》32《 Getaway Car

1K 75 213
                                    

"Sakin ol." Dedim ellerimi tuttuğu sırada neredeyse acıtacak kadar sıkmasından dolayı yüzümü buruştururken. Derin derin aldığı nefesler arasında bana baksada hızla yürümeye ve yorulan bedenimi peşinden çekmeye devam etti.

Sadece yürüyorduk. Nereye gittiğimizi bilmiyordum. Onun da bildiğini sanmıyordum zaten. Dakikalardır bulduğu rastgele yollara sapıyor, ve yürümeye devam ediyorduk.

"Düşünmem gerekiyor." Dedi sesi biraz da olsa titrerken. Bedenim yorulurken yine de küçük bir adımı daha hızlı attım ve bedenimi onunkine daha çok yaklaştırdım. Bakışları bir anlığına bana kaysada önüne tekrardan baktı. Ve adımlarını durdurdu. Bu sefer bana bakarken, ben de hiç üzerinden çekmediğim bakışlarımı gözlerine diktim.

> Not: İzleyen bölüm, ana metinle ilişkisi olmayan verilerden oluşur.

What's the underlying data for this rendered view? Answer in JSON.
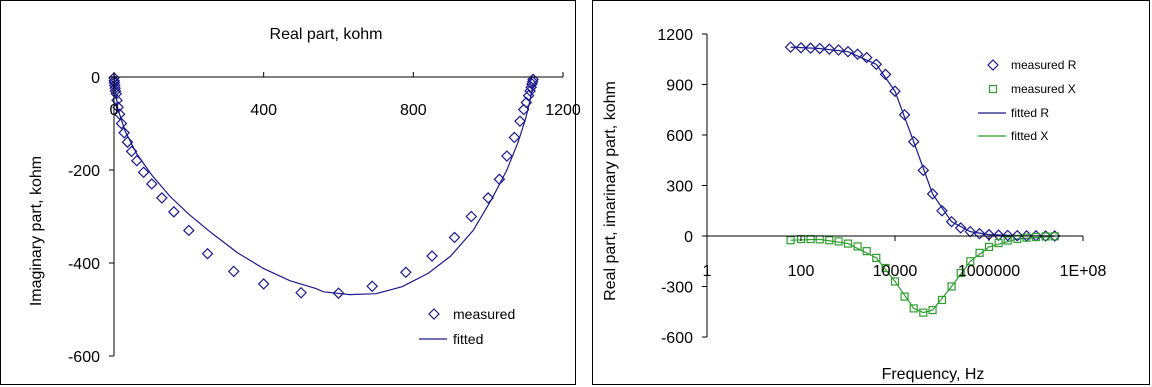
{
  "chart_data": [
    {
      "type": "scatter",
      "title": "",
      "xlabel": "Real part, kohm",
      "ylabel": "Imaginary part, kohm",
      "xlim": [
        0,
        1200
      ],
      "ylim": [
        -600,
        0
      ],
      "x_ticks": [
        "0",
        "400",
        "800",
        "1200"
      ],
      "y_ticks": [
        "0",
        "-200",
        "-400",
        "-600"
      ],
      "legend": [
        "measured",
        "fitted"
      ],
      "legend_position": "bottom-right",
      "colors": {
        "markers": "#1a1a8c",
        "line": "#1a1a8c"
      },
      "series": [
        {
          "name": "measured",
          "x": [
            0,
            0.5,
            1,
            2,
            3,
            4,
            6,
            8,
            11,
            15,
            20,
            27,
            36,
            47,
            61,
            79,
            101,
            128,
            160,
            200,
            250,
            320,
            400,
            500,
            600,
            690,
            780,
            850,
            910,
            955,
            1000,
            1030,
            1050,
            1070,
            1085,
            1095,
            1102,
            1108,
            1112,
            1115,
            1117,
            1119,
            1120
          ],
          "y": [
            -2,
            -8,
            -12,
            -18,
            -24,
            -30,
            -36,
            -50,
            -65,
            -80,
            -100,
            -120,
            -140,
            -160,
            -180,
            -205,
            -230,
            -260,
            -290,
            -330,
            -380,
            -418,
            -445,
            -464,
            -465,
            -450,
            -420,
            -385,
            -345,
            -300,
            -260,
            -220,
            -170,
            -130,
            -95,
            -70,
            -55,
            -40,
            -30,
            -22,
            -15,
            -10,
            -5
          ]
        },
        {
          "name": "fitted",
          "x": [
            0,
            10,
            30,
            60,
            100,
            150,
            200,
            260,
            330,
            400,
            470,
            540,
            560,
            630,
            700,
            770,
            840,
            900,
            960,
            1010,
            1050,
            1080,
            1100,
            1112,
            1120
          ],
          "y": [
            0,
            -68,
            -117,
            -164,
            -210,
            -257,
            -295,
            -335,
            -378,
            -412,
            -438,
            -455,
            -462,
            -468,
            -466,
            -451,
            -422,
            -385,
            -330,
            -262,
            -200,
            -140,
            -90,
            -50,
            -15
          ]
        }
      ]
    },
    {
      "type": "scatter",
      "title": "",
      "xlabel": "Frequency, Hz",
      "ylabel": "Real part, imarinary part, kohm",
      "x_scale": "log",
      "xlim": [
        1,
        100000000
      ],
      "ylim": [
        -600,
        1200
      ],
      "x_ticks": [
        "1",
        "100",
        "10000",
        "1000000",
        "1E+08"
      ],
      "y_ticks": [
        "1200",
        "900",
        "600",
        "300",
        "0",
        "-300",
        "-600"
      ],
      "legend": [
        "measured R",
        "measured X",
        "fitted R",
        "fitted X"
      ],
      "legend_position": "top-right",
      "colors": {
        "R": "#1a1a8c",
        "X": "#2e9e2e"
      },
      "series": [
        {
          "name": "measured R",
          "x": [
            60,
            100,
            160,
            250,
            400,
            630,
            1000,
            1600,
            2500,
            4000,
            6300,
            10000,
            16000,
            25000,
            40000,
            63000,
            100000,
            160000,
            250000,
            400000,
            630000,
            1000000,
            1600000,
            2500000,
            4000000,
            6300000,
            10000000,
            16000000,
            25000000
          ],
          "y": [
            1122,
            1118,
            1116,
            1114,
            1110,
            1105,
            1095,
            1080,
            1060,
            1020,
            960,
            860,
            720,
            560,
            390,
            250,
            150,
            85,
            48,
            26,
            14,
            8,
            5,
            3,
            2,
            1,
            1,
            0,
            0
          ]
        },
        {
          "name": "measured X",
          "x": [
            60,
            100,
            160,
            250,
            400,
            630,
            1000,
            1600,
            2500,
            4000,
            6300,
            10000,
            16000,
            25000,
            40000,
            63000,
            100000,
            160000,
            250000,
            400000,
            630000,
            1000000,
            1600000,
            2500000,
            4000000,
            6300000,
            10000000,
            16000000,
            25000000
          ],
          "y": [
            -25,
            -18,
            -18,
            -20,
            -25,
            -32,
            -45,
            -62,
            -90,
            -130,
            -190,
            -270,
            -360,
            -430,
            -455,
            -440,
            -380,
            -300,
            -220,
            -150,
            -100,
            -65,
            -42,
            -27,
            -17,
            -10,
            -6,
            -3,
            -2
          ]
        },
        {
          "name": "fitted R",
          "x": [
            60,
            250,
            1000,
            4000,
            10000,
            25000,
            63000,
            160000,
            400000,
            1000000,
            4000000,
            25000000
          ],
          "y": [
            1122,
            1114,
            1095,
            1020,
            860,
            560,
            250,
            85,
            26,
            8,
            2,
            0
          ]
        },
        {
          "name": "fitted X",
          "x": [
            60,
            250,
            1000,
            4000,
            10000,
            25000,
            40000,
            63000,
            160000,
            400000,
            1000000,
            4000000,
            25000000
          ],
          "y": [
            -25,
            -20,
            -45,
            -130,
            -270,
            -430,
            -455,
            -440,
            -300,
            -150,
            -65,
            -17,
            -2
          ]
        }
      ]
    }
  ]
}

Nasıl hissettiğimi bilmiyordum. Bunun için vaktim bile olmamıştı. Korkuyor muydum veya rahatlamış mıydım benim dahi bir fikrim yoktu, ki Shawn'ın düşünmemi, daha doğrusu düşünmemizi engellemeye çalıştığının farkındaydım.

Hissedeceklerimizden korkuyorduk.

Bunu yapmış olmaktan pişman kesinlikle değildim, daha önceden, çok daha önceden, belki de en başından yapmadığım için pişmandım.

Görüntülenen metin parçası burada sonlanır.